The Change Feed consumer (Azure Function here) processes every document update. The leases container tracks which changes have been processed — if the function fails, it resumes from the last processed position. This provides exactly-once delivery semantics for state change events.

Downstream consumers of the BookingStatusChanged event:

• Email notification service — sends customer emails on status transitions (confirmed, shipped, arrived)
• Analytics pipeline — feeds booking state data to our Synapse Analytics gold layer for reporting
• Third-party integration — forwards status updates to customer ERP systems via webhook

The Change Feed eliminated polling entirely from our integration architecture. Previously, the email notification service polled the booking database every 30 seconds — creating both unnecessary database load and 30-second notification latency. Change Feed notifications arrive within 2-3 seconds of the booking update.

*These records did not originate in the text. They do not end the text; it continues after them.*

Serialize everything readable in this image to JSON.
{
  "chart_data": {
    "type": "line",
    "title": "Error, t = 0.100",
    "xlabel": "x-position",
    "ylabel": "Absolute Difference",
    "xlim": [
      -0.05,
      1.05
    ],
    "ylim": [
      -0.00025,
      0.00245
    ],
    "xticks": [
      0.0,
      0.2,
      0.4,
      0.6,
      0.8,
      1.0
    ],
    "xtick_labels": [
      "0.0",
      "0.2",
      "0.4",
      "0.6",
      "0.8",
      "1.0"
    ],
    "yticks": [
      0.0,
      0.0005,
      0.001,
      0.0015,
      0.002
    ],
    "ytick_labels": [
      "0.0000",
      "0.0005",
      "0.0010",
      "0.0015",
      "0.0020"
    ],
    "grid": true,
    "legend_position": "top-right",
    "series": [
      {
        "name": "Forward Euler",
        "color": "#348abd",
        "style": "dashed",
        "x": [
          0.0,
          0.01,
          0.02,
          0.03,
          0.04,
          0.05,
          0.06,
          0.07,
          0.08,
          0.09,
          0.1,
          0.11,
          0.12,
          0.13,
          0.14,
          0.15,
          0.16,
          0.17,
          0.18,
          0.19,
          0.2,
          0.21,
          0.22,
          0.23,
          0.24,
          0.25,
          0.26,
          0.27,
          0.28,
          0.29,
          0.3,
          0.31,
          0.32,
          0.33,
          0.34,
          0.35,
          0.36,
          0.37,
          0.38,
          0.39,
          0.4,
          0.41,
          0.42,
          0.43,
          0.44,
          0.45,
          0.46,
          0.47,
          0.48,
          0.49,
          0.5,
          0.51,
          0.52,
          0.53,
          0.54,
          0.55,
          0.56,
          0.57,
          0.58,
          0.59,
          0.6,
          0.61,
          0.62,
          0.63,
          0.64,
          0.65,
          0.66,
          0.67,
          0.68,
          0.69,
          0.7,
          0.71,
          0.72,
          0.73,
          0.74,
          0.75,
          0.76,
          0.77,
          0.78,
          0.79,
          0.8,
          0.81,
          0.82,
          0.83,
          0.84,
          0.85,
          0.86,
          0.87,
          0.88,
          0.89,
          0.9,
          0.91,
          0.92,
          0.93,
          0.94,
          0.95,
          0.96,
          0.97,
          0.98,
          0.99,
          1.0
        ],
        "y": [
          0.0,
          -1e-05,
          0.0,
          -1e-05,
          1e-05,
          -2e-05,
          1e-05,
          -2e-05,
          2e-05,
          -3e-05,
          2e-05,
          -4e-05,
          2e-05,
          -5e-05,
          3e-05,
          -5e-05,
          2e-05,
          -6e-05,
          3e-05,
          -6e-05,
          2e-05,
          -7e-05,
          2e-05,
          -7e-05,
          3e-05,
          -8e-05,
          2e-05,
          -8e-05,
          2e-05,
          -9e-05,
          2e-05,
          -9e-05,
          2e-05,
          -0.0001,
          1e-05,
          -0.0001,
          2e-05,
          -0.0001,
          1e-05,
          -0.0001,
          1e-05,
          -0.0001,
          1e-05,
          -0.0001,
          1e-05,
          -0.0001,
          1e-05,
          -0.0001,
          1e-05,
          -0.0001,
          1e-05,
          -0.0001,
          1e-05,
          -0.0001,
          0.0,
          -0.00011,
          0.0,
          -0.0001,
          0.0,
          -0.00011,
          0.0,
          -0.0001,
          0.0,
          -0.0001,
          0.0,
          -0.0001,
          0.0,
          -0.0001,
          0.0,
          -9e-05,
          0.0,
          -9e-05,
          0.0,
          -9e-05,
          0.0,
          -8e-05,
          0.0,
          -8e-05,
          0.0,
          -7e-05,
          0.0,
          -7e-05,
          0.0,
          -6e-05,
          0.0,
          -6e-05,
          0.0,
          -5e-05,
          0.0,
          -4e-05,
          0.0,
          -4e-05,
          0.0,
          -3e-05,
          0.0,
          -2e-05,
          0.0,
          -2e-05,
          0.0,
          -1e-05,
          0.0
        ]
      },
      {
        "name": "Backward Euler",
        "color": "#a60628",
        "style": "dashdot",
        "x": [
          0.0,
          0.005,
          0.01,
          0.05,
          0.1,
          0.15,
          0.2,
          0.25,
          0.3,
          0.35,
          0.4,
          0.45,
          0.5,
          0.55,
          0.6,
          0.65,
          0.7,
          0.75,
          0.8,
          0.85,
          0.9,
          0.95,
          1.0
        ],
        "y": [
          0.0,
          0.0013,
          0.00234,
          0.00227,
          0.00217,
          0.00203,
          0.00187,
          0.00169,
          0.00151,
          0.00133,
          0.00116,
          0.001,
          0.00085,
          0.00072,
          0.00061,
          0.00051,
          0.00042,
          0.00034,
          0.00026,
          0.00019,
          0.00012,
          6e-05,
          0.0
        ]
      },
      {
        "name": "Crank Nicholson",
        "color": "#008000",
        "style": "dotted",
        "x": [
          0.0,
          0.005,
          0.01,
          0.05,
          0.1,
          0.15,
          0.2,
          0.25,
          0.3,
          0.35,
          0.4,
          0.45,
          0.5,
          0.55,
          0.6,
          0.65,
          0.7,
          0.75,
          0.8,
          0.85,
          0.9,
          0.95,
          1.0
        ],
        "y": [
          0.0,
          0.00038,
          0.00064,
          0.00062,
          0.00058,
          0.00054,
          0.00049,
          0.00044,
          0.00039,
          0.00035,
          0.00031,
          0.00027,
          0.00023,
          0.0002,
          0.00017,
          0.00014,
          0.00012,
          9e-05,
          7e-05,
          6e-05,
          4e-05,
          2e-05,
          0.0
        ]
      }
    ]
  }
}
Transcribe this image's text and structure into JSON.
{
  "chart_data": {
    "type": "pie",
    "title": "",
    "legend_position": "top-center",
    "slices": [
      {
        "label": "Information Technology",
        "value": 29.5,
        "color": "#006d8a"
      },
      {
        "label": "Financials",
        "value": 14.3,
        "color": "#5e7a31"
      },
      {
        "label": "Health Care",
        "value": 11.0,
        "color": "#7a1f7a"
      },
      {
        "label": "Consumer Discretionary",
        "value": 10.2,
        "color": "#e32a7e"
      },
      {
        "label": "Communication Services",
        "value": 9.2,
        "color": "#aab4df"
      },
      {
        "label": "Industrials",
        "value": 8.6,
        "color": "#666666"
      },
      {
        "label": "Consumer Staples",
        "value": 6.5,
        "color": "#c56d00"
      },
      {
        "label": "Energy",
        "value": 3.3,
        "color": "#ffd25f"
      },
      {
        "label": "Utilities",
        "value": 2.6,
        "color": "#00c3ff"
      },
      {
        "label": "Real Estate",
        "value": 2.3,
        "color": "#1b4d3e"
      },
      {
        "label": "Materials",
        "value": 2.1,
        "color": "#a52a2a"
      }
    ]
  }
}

Cosmos DB Cost Optimisation

Cosmos DB pricing is based on Request Units (RU/s) — a normalised measure of database operation cost. Managing RU consumption is the primary lever for cost control.

Use provisioned throughput, not serverless. For a SaaS with predictable load patterns, provisioned throughput is cheaper than serverless above a certain request volume. We provisioned at the container level with autoscale enabled — Cosmos DB scales throughput from a defined minimum to maximum based on actual load, charging only for the throughput consumed.

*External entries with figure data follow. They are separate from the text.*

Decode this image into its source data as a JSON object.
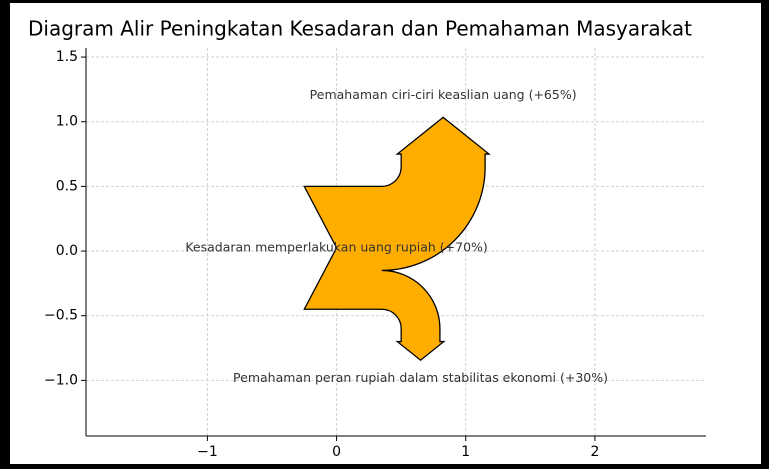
{
  "chart_data": {
    "type": "sankey",
    "title": "Diagram Alir Peningkatan Kesadaran dan Pemahaman Masyarakat",
    "flows": [
      {
        "label": "Kesadaran memperlakukan uang rupiah (+70%)",
        "value": 70
      },
      {
        "label": "Pemahaman ciri-ciri keaslian uang (+65%)",
        "value": 65
      },
      {
        "label": "Pemahaman peran rupiah dalam stabilitas ekonomi (+30%)",
        "value": 30
      }
    ],
    "color": "#ffae00",
    "xlim": [
      -1.94,
      2.86
    ],
    "ylim": [
      -1.43,
      1.57
    ],
    "xticks": [
      {
        "value": -1,
        "label": "−1"
      },
      0,
      1,
      2
    ],
    "yticks": [
      {
        "value": -1.0,
        "label": "−1.0"
      },
      {
        "value": -0.5,
        "label": "−0.5"
      },
      {
        "value": 0.0,
        "label": "0.0"
      },
      0.5,
      {
        "value": 1.0,
        "label": "1.0"
      },
      1.5
    ],
    "grid": true
  }
}
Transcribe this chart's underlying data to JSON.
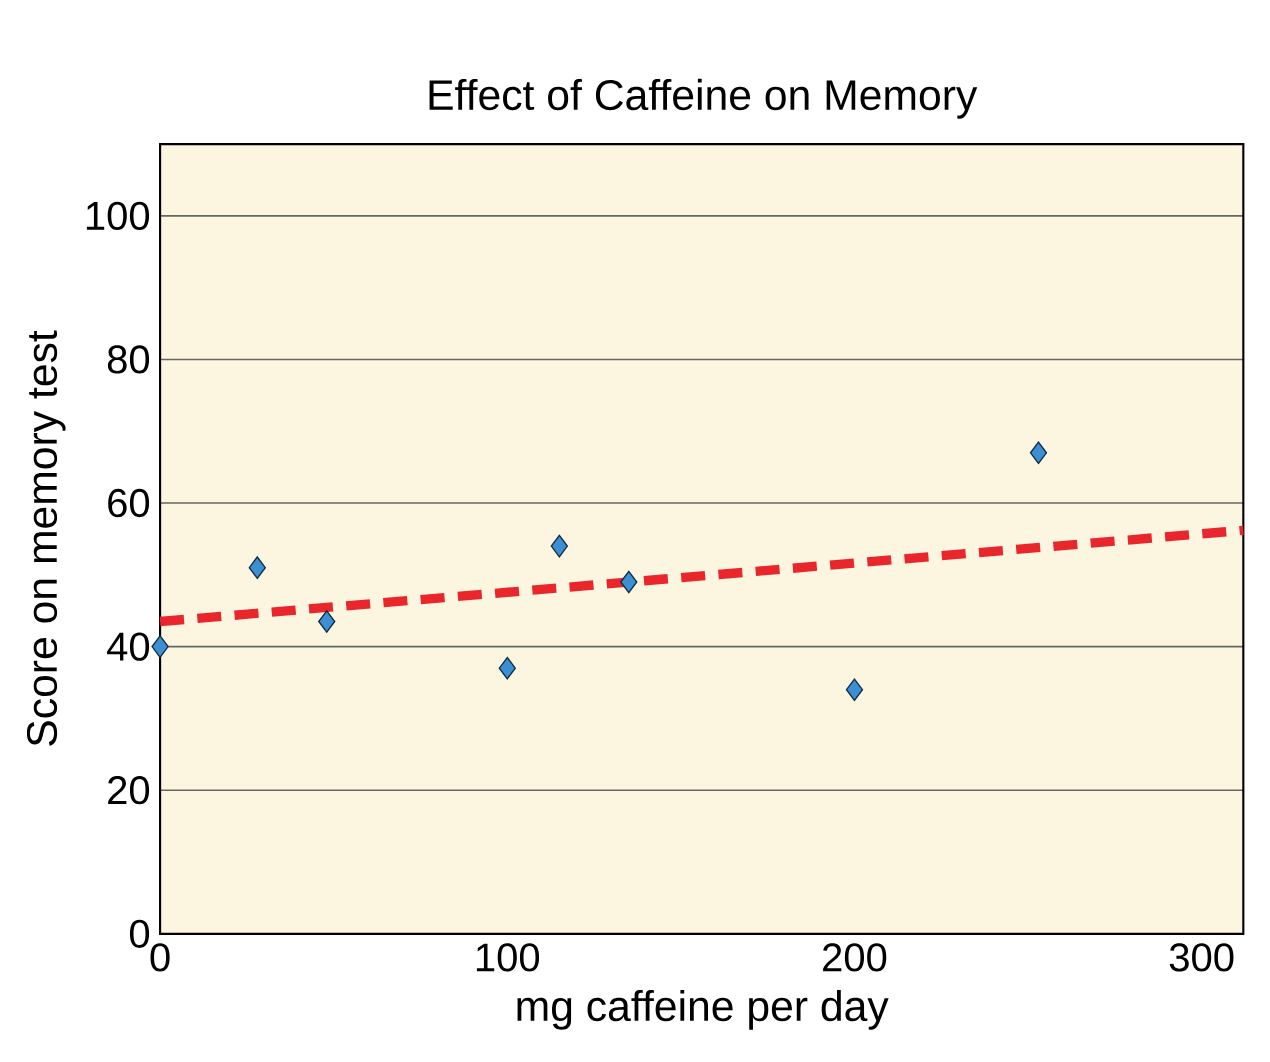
{
  "chart_data": {
    "type": "scatter",
    "title": "Effect of Caffeine on Memory",
    "xlabel": "mg caffeine per day",
    "ylabel": "Score on memory test",
    "xlim": [
      0,
      312
    ],
    "ylim": [
      0,
      110
    ],
    "xticks": [
      0,
      100,
      200,
      300
    ],
    "yticks": [
      0,
      20,
      40,
      60,
      80,
      100
    ],
    "grid": "y",
    "series": [
      {
        "marker": "diamond",
        "color": "#3b8fd2",
        "x": [
          0,
          28,
          48,
          100,
          115,
          135,
          200,
          253
        ],
        "values": [
          40,
          51,
          43.5,
          37,
          54,
          49,
          34,
          67
        ]
      },
      {
        "type": "line",
        "marker": "none",
        "color": "#e8262b",
        "line_style": "dashed",
        "x": [
          0,
          312
        ],
        "values": [
          43.5,
          56.2
        ]
      }
    ]
  }
}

Design for point reads, not queries. Point reads (by id and partitionKey) cost 1 RU. Cross-partition queries cost proportional to the number of partitions scanned. Our partition key design was driven as much by cost as by performance — minimising cross-partition queries minimised RU consumption.

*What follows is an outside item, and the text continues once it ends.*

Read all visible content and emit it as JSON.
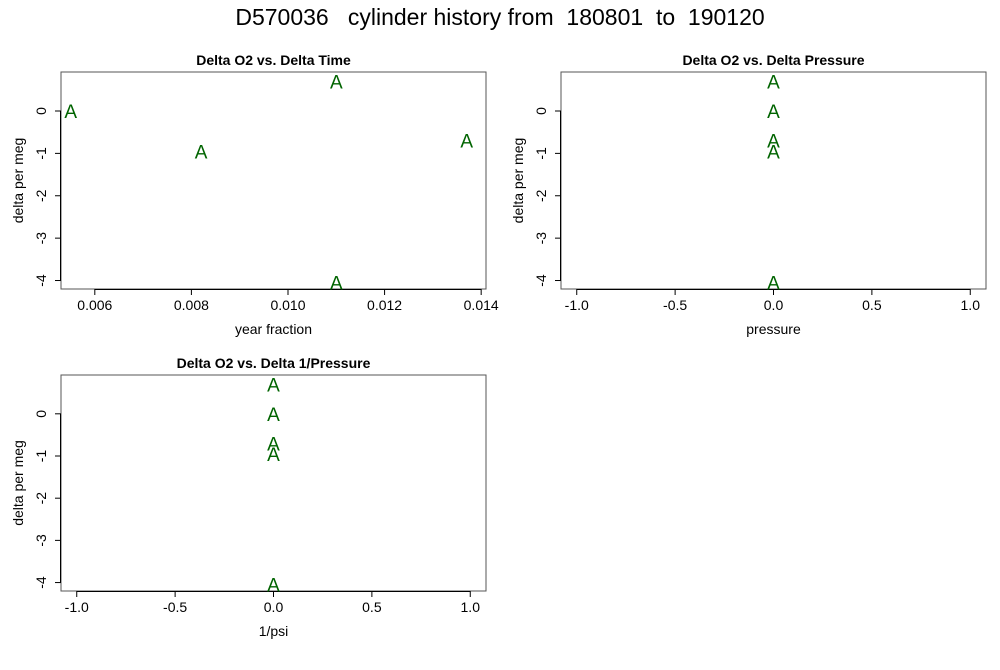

Index only what you query. Cosmos DB's default indexing policy indexes every property in every document. For documents with large arrays (like statusEvents), this creates significant write overhead. We customised the indexing policy to index only the properties we actually query, reducing write RU consumption by approximately 35%.

{
  "indexingMode": "consistent",
  "includedPaths": [
    {"path": "/tenantId/?"},
    {"path": "/status/?"},
    {"path": "/createdAt/?"},
    {"path": "/route/legs/[]/origin/port/?"}
  ],
  "excludedPaths": [
    {"path": "/charges/surcharges/*"},  // Not queried, indexed by default — exclude
    {"path": "/statusEvents/*"},         // Append-only history — exclude from index
    {"path": "/*"}                       // Exclude everything else
  ]
}

Use TTL to manage storage. Rate documents with TTL auto-purge prevents storage accumulation. Without TTL, stale rate documents would accumulate indefinitely, increasing storage cost and degrading query performance.

Results

• 40% faster booking retrieval vs. previous SQL implementation (single document read vs. 12-table JOIN query)
• Single-digit millisecond P99 read latency — Cosmos DB's SLA delivered in practice
• Simplified schema evolution — adding carrier-specific fields required no migration scripts, no ALTER TABLE, and no downtime
• Change Feed powering real-time notification pipeline — 2-second notification latency vs. 30-second polling latency
• Zero cross-partition queries for the 80% of access patterns that matter most
• 35% reduction in write RU cost from custom indexing policy

The main trade-off we accepted: Cosmos DB's eventual consistency model (we used Session Consistency) means that in rare cases, a read immediately after a write may not reflect the write if the read hits a different replica. For freight booking state, this was acceptable — a 2-second staleness window on status display did not create business problems. For applications where read-after-write consistency is critical, Strong Consistency is available at higher latency and RU cost.

Muhammad Moid Shams is a Lead Software Engineer specialising in Azure, distributed systems, and cloud-native data architecture.